O principal alvo de uma política econômica hostil será a China. Marco Rubio, no Departamento de Estado, e Mike Waltz, como assessor de segurança nacional, querem que a rivalidade entre as duas maiores economias do mundo esteja no centro da política americana. À medida que as empresas transferem as cadeias de suprimentos para fora da China, alguns países podem se beneficiar. Outros poderão estabelecer uma amizade com Trump. No entanto, como regra geral, a separação das economias americana e chinesa seria altamente perturbadora.
Atenção!
Os países fariam bem em se preparar para o que está por vir. A UE afirmou que direcionará dezenas de bilhões de euros em gastos para a defesa. Mas ela ficou muito para trás em IA e adiou por muito tempo o fortalecimento de seu próprio mercado interno. A China está em uma posição melhor, mas atrasou tolamente o estímulo à demanda interna.

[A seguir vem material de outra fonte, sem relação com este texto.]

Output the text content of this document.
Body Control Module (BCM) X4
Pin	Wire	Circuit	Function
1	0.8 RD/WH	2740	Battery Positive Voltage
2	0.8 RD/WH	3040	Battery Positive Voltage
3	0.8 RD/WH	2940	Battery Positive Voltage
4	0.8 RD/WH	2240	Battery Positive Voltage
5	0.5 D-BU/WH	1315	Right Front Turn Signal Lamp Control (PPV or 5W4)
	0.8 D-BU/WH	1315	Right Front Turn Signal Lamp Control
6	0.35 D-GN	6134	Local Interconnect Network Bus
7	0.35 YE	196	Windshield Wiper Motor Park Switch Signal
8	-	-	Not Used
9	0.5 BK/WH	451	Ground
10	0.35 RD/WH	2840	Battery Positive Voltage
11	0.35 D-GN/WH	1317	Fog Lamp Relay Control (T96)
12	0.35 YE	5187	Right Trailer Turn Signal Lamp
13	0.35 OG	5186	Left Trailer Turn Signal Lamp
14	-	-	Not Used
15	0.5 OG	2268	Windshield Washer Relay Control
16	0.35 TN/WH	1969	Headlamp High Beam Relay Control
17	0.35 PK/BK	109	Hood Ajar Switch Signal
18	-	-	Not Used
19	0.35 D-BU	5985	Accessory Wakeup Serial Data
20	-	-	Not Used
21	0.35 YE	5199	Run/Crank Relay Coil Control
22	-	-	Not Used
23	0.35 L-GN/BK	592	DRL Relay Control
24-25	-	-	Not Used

Se Trump lançar uma salva de tarifas, a retaliação exercerá uma atração sedutora, principalmente como uma demonstração de força. No entanto, seria um ato de autoflagelação. Poucos países estão mais protegidos contra choques comerciais do que os Estados Unidos, com seu grande mercado interno. É melhor adotar o lado positivo da Trumponomics e desregulamentar. Se Trump quiser inclinar o campo de jogo, a melhor maneira de lidar com isso será se tornar mais competitivo.